De toute évidence, un tel gouvernement économique a peu de chance de voir le jour. Non seulement parce qu’il faudrait remettre en cause le culte de la règle qui garde encore bonne presse en haut lieu, mais aussi et surtout, et voici la raison première de ce culte, parce qu’un gouvernement économique digne de ce nom supposerait une souveraineté communautaire qui n’est pas et n’a jamais été le corollaire des abandons de souveraineté consentis par les Etats membres.
 
Or, en dehors de la pression des circonstances, de la peur d’un retour à la case nation et de l’inconnu que l’idée d’un recul de l’intégration européenne engendre, on ne voit rien qui ressemble à un élan collectif des gouvernements des Etats membres en faveur d’une souveraineté européenne qui ait un véritable Agir.

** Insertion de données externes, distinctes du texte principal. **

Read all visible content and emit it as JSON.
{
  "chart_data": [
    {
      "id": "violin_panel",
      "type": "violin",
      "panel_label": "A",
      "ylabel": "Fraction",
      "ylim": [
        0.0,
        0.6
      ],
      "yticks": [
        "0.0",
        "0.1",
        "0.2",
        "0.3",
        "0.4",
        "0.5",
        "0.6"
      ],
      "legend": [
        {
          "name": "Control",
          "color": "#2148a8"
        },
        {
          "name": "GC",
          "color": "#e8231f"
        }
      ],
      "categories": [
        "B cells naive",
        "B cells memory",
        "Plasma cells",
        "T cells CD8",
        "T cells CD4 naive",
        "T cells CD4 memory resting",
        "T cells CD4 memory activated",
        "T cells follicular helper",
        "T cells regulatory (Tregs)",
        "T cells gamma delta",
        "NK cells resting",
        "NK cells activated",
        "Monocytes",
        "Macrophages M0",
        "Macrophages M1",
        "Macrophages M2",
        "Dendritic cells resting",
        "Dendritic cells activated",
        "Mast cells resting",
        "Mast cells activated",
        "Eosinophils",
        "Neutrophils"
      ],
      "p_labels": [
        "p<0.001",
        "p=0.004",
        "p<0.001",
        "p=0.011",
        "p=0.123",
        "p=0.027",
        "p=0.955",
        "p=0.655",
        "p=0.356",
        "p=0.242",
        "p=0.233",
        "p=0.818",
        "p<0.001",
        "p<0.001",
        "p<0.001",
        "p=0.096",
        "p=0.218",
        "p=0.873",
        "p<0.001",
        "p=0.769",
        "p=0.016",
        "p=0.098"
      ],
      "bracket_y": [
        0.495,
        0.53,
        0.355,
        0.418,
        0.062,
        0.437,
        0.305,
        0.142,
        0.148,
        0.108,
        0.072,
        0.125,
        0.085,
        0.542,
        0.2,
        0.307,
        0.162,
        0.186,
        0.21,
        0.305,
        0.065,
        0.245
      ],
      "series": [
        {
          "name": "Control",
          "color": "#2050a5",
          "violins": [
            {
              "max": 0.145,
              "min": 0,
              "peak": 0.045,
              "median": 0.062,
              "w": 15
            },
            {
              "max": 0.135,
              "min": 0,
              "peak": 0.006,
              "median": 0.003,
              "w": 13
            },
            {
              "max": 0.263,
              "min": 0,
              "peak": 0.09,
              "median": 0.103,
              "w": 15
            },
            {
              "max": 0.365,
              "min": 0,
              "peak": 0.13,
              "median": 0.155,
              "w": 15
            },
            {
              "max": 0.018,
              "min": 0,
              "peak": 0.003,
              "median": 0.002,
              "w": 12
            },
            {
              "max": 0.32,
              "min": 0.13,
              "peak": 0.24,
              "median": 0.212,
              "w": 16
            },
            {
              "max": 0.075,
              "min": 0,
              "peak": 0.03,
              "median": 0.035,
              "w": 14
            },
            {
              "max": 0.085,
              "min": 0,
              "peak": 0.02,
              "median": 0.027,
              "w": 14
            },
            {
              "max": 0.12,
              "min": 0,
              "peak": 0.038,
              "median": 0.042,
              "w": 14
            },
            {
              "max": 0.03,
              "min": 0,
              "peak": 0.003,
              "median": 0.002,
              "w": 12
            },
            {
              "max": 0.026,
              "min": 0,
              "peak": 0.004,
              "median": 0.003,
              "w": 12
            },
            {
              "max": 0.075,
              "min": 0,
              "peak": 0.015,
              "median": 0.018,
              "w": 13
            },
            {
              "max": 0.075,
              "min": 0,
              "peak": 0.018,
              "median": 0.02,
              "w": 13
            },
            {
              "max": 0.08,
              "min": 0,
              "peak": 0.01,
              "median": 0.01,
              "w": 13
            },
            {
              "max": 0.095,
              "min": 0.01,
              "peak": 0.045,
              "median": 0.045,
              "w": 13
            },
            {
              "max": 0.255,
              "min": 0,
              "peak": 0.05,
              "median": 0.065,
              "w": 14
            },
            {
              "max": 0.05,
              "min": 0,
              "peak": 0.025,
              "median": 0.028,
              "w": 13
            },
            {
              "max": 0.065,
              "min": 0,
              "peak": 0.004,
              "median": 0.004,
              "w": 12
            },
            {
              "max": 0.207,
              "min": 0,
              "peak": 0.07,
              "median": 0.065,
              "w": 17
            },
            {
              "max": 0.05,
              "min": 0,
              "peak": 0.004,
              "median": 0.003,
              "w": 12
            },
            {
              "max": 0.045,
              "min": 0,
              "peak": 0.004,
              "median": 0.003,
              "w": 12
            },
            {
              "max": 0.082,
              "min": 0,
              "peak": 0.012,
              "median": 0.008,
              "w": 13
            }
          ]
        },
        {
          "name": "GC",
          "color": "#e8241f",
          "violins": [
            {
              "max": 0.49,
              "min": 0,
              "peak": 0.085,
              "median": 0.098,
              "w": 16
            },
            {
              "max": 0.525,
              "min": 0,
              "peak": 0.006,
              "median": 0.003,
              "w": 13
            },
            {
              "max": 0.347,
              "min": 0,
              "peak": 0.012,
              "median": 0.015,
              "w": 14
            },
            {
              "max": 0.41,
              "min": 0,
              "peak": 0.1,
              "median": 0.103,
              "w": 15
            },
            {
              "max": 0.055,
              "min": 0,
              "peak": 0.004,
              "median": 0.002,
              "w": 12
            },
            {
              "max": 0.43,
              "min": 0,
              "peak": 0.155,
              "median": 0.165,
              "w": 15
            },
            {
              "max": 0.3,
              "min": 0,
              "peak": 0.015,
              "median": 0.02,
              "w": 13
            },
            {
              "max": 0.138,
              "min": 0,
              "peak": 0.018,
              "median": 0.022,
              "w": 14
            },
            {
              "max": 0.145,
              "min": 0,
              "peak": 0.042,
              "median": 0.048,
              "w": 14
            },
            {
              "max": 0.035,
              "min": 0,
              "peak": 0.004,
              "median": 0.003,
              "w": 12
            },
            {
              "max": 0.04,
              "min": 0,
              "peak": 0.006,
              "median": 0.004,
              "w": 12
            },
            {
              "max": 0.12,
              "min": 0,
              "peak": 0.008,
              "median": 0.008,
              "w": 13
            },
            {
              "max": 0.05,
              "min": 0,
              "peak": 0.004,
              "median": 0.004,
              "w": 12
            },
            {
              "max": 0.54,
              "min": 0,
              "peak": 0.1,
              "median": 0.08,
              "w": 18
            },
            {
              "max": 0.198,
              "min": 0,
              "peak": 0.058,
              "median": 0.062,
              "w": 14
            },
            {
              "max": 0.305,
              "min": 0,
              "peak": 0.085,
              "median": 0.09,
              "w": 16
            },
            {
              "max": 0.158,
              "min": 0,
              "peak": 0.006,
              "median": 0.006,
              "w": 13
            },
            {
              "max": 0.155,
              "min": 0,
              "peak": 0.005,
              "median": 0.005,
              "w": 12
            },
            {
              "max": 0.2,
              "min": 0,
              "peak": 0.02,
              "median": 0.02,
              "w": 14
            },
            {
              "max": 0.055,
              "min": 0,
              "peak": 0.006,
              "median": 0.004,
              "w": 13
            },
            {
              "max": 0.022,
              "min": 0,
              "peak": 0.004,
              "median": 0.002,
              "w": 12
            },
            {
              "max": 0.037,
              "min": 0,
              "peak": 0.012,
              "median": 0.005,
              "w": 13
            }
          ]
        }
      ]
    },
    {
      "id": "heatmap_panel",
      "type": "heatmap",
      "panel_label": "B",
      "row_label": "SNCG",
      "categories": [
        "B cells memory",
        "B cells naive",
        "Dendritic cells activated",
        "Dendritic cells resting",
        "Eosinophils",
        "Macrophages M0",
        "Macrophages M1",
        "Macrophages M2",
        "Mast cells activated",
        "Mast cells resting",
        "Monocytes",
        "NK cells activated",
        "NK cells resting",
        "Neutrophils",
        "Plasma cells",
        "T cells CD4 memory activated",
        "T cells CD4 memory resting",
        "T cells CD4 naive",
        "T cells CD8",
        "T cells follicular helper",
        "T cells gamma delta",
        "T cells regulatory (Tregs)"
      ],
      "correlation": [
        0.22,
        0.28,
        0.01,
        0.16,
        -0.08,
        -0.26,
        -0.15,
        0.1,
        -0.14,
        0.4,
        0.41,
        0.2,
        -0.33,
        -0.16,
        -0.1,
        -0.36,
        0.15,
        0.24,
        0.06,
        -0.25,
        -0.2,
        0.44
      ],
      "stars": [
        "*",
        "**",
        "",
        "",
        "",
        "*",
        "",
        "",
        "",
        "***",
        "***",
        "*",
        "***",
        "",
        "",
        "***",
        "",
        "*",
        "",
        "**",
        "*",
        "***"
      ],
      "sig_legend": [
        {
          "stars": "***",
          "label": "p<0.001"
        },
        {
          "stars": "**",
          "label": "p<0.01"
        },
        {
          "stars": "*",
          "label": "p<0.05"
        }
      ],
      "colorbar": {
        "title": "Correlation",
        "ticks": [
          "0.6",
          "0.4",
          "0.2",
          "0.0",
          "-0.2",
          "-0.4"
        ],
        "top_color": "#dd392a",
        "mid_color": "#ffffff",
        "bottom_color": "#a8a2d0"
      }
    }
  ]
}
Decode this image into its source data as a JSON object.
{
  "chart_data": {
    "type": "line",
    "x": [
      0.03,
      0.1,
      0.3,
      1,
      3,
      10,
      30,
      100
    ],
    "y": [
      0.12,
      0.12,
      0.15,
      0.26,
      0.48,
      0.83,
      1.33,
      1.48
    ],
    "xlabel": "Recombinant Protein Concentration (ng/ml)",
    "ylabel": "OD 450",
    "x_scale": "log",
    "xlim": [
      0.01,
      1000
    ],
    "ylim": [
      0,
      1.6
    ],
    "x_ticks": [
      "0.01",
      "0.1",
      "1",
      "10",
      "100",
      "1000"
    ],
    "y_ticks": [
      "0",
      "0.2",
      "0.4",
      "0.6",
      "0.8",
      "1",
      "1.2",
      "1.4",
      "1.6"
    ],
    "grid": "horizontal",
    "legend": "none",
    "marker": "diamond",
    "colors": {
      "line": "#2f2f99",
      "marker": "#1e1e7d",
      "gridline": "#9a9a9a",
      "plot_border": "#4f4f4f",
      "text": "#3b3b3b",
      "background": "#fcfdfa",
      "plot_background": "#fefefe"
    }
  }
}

Il s’agit bien plutôt de « rassurer » les marchés financiers, de donner des gages de crédibilité pour sauver la zone euro, sans autre ambition à l’horizon. C’est donc une simple logique d’adaptation qui est à l’œuvre chez les gouvernements actuels, mêlant intérêts contradictoires et vues politiques divergentes à courtes vues. Pour le fédéralisme européen, il est permis de penser qu’il faudra un peu plus que cela, si l’on veut bien considérer qu’il aura fallu une guerre d’indépendance, l’occultation de la question de l’esclavage puis rien moins qu’une guerre civile pour qu’il s’impose outre-Atlantique, alors même que les ferments de division étaient sans doute moins importants dans la jeune Amérique qu’ils ne le sont aujourd’hui en Europe.
 
Le fédéralisme invoqué un peu partout ne naîtra pas d’ajustements de circonstance mais nécessitera un acte politique constituant, avec des transformations d’ampleur qui englobent la question des compétences, des institutions, des mécanismes de décision et des moyens d’action. Il supposera de trancher sur la finalité d’un « processus d’union sans cesse plus étroite » qui, précisément, s’était juré de ne pas aborder cette question pour ne pas diviser la famille européenne. Il impliquera aussi de vastes consultations populaires car la question est de trop d’importance pour n’être que le fruit d’une nécessité historique parée d’une prétendue légitimité ontologique. Bref, il prendra son élan véritable sur le tremplin d’une volonté politique collective dont l’absence évidente à ce jour ne promet d’aboutir, en fait de fédéralisme, qu’à un « surmoi » communautaire renforcé, brillant de tout l’éclat de ses multiples règles d’or sanctuarisées, laissant dans l’ombre le joyau terni de la démocratie.